For all the Simple View says, it should be possible to respond to serious error possibilities by engaging in "wishful talking," acknowledging that while E is a very serious ~P-possibility uneliminated by our evidence, we nonetheless 'know' that P. We could shore up our 'knowledge' of P in the face of serious doubt simply by stubbornly refusing to drop the presupposition of P: "Yes, things will be very bad for us if the bank has changed its hours, and we can't eliminate that possibility -- nonetheless, I insist that we know that the bank will be open on Saturday." The fact that this conversational move would be bizarre suggests that presupposition is too much under our direct control for the Simple View to explain why serious possibilities cannot be ignored. To be recognized as serious is one thing, to be allowed by our presuppositions, another. This is not an argument against the Simple View, but rather against the idea that the Simple View explains how variations in what is serious produce shifts in the contents of claims to 'know'. Perhaps we simply need a Rule of Seriousness, according to which no possibility sufficiently serious may be ignored. This would be compatible with most everything Blome-Tillmann says in his seriously excellent book.
 Lewis uses the terms "evidence" and "eliminates" in specific, quasi-technical senses. Your evidence consists of the totality of your perceptual experiences and memory states, and a world w is eliminated by your evidence when your evidence is other than it would be in w. Blome-Tillmann follows Lewis in these uses, discussing in chapter five how the quasi-technical sense of "evidence" relates to the "more familiar notion of evidence that we use in science, legal discourse, and in everyday life" (154).
 Since no other notion of presupposition is relevant here, I will henceforth drop the "pragmatic".
 As a non-Lewisian contextualist, I would not endorse the Simple View as stated, because I do not accept the evidentialist picture of knowing that it presupposes. Nonetheless, I do think that the contents of knowledge claims can be modeled in terms of epistemic necessity over a restricted domain of worlds, and having largely been convinced by Blome-Tillmann's work, that in the best models the domain restriction will reflect the presuppositions of conversational participants (among other things). So I happily endorse the Simple View in spirit, if not quite its letter.
 Officially, the common ground consists of those propositions we all accept (for the purposes of conversation), believe that we all accept, believe that we all believe that we all accept, "etc." (23). I will use "jointly accept" as shorthand.
 Things become more complicated when we consider a conversation between, say, an unsteady subject and a persistent subject. In such mixed conversations the context is apt to be "defective"; i.e., the participants will have different presuppositions. See pages 41-43 for Blome-Tillmann's treatment of this complication.
 In fact the problem depends upon the conjunction of the Rule of Resemblance and the Rule of Actuality, but this complication isn't important for either stating the problem or discussing Blome-Tillmann's solution.

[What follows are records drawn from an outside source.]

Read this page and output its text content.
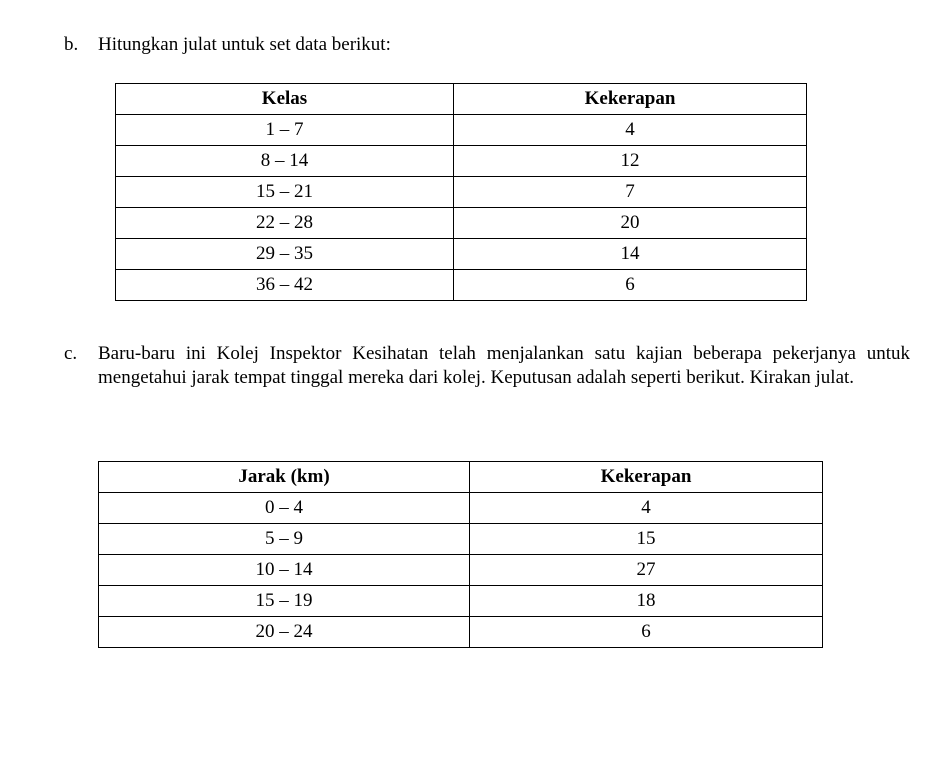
b.	Hitungkan julat untuk set data berikut:
Kelas	Kekerapan
1 – 7	4
8 – 14	12
15 – 21	7
22 – 28	20
29 – 35	14
36 – 42	6
c.	Baru-baru ini Kolej Inspektor Kesihatan telah menjalankan satu kajian beberapa pekerjanya untuk mengetahui jarak tempat tinggal mereka dari kolej. Keputusan adalah seperti berikut. Kirakan julat.
Jarak (km)	Kekerapan
0 – 4	4
5 – 9	15
10 – 14	27
15 – 19	18
20 – 24	6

 Stalnaker posits a pragmatic prohibition against asserting a proposition that is already part of the common ground (see, e.g., pp. 88-89 of his 'Assertion', in Context and Content, Oxford University Press, 1999). But even if there is such a rule, we are willing to violate it all the time. My partner and I are puzzling through the evidence. "Okay," I say, summarizing everything we know so far, "we know that Smith was in Los Angeles at the time of the murder." There is nothing objectionable here, even if what I said was already jointly accepted between us.